Sahabat Rasul Yang Jago Berperang dan Bersyair

 Dhirar bin Khattab adalah salah seorang panglima perang muslimin. Ayah Dhirar, al-Khattab bin Mirdas bin Kathir, adalah kepala suku Bani Fihr sub klan Quraisy. Khattab bin Mirdas memiliki garis keturunan melalui kakek mereka, Fihr ibn Malik, dengan Nabi. Ibunya adalah Hind binti Malik Umm Dhiraar binti Amr, dan pamannya adalah Hafs bin Mirdas. Dhiraar bin al-Khattab lahir di Mekah. Karena ayahnya adalah kepala klan Bani Fihr yang dihormati, Dhiraar dilatih sebagai pejuang pemberani dan dikenal sebagai penyair yang terampil.

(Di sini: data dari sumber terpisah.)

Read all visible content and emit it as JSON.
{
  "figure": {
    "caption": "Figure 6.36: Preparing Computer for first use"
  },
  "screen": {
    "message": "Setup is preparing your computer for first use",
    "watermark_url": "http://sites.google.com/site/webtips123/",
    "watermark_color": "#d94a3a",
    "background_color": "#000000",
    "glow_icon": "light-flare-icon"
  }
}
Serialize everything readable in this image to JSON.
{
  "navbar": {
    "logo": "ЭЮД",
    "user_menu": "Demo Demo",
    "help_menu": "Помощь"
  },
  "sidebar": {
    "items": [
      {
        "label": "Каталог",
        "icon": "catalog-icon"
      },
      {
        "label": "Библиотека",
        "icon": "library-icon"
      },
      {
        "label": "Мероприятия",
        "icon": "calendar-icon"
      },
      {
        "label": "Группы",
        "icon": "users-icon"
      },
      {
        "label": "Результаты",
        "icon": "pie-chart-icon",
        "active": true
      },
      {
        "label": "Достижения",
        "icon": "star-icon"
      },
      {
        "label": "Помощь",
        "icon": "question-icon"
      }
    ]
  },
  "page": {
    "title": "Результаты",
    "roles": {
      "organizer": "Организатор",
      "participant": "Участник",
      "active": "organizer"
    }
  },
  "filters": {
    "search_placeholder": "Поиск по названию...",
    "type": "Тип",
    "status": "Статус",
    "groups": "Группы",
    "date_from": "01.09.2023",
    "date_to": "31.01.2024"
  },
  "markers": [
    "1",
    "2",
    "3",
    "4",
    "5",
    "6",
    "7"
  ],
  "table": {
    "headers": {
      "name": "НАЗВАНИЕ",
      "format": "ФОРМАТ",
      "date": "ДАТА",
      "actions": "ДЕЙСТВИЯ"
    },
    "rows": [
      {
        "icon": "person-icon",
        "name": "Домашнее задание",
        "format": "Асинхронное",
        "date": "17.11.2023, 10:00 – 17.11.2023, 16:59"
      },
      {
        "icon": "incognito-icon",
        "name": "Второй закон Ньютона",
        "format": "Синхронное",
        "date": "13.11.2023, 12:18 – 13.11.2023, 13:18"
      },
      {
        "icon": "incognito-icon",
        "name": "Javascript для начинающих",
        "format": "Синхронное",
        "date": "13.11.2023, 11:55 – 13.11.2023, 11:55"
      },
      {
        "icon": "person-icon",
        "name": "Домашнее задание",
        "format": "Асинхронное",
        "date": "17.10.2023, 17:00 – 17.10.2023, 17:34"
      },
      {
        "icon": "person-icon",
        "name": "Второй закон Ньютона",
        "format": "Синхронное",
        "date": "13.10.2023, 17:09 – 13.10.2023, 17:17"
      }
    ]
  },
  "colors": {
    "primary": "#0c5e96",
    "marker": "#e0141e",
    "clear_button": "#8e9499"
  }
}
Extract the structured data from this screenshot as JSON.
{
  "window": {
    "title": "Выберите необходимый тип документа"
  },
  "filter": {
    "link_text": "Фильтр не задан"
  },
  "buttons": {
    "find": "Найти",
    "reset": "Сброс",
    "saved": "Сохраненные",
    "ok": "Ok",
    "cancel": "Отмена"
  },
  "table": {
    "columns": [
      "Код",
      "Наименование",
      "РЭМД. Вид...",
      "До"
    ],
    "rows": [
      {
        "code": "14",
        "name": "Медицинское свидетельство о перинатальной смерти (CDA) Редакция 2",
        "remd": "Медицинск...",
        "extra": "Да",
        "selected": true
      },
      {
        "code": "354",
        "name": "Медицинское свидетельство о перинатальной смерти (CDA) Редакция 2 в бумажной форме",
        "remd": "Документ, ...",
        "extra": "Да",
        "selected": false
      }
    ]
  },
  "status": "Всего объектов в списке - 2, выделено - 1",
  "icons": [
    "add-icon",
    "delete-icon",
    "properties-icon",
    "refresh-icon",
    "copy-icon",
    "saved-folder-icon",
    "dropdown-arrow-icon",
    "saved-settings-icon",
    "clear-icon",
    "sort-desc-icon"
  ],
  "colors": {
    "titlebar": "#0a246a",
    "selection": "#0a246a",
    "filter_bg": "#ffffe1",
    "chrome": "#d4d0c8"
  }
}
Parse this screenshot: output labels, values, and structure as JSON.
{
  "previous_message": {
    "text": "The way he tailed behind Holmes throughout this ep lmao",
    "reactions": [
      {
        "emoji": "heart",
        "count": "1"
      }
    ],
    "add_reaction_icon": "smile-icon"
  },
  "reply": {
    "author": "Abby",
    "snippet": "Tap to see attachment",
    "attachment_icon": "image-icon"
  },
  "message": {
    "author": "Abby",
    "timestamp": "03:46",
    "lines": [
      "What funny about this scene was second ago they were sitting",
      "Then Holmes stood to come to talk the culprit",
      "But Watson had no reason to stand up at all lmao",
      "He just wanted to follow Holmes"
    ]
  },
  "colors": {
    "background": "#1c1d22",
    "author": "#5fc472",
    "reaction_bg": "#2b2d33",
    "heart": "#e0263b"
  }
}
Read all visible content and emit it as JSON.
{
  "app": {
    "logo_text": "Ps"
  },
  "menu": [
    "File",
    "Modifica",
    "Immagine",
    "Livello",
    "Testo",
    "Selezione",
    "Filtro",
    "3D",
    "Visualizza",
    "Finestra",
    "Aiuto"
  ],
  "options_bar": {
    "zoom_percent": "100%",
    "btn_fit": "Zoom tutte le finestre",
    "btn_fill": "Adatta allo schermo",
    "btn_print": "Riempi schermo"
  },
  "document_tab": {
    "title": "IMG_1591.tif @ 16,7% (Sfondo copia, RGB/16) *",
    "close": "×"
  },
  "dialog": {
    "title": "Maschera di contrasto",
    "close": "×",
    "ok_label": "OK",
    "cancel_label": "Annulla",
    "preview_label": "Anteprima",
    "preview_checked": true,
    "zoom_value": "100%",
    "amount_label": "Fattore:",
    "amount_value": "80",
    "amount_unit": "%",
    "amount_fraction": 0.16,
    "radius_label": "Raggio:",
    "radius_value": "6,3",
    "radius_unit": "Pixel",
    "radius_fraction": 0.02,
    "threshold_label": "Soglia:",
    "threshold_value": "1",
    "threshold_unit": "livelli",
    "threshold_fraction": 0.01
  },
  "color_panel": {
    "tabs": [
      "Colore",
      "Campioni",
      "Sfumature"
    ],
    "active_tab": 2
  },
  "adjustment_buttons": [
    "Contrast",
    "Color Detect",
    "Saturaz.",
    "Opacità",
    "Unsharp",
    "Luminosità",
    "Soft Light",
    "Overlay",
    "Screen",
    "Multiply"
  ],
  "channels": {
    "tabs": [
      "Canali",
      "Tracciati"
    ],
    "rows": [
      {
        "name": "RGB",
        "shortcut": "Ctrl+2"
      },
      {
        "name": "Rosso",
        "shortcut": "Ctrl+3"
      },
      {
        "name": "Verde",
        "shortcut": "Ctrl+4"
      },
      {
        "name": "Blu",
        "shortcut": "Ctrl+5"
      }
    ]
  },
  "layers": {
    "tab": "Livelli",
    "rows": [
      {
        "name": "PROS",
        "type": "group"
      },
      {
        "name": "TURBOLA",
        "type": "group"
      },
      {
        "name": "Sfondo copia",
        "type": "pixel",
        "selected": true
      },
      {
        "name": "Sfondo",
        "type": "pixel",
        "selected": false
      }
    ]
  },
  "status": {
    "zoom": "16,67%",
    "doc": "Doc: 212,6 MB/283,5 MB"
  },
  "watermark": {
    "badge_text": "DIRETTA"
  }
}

Dhirar mengikuti jejak ayahnya sebagai pemimpin kaum Fahri. Posisinya itu telah memberikan kelebihan secara otomatis, yaitu seperampat harta kaum itu menjadi bagiannya. Ia sendiri sebenarnya memiliki kepribadian yang cenderung melindungi yang lemah, semangat juang yang tinggi, cerdik, dan tak pernah ingkar janji. Semua kelebihannya itu juga ia persembahkan ketika sudah masuk Islam. Pengalaman dan kecerdasannya dibidang militer ia terapkan untuk melumpuhkan gerakan musuh-musuh Islam. Selain jago perang, ia juga seorang penyair handal. Baginya, kemenangan tak mesti disertai  dengan penghancuran,tapi lebih utama kedamaian.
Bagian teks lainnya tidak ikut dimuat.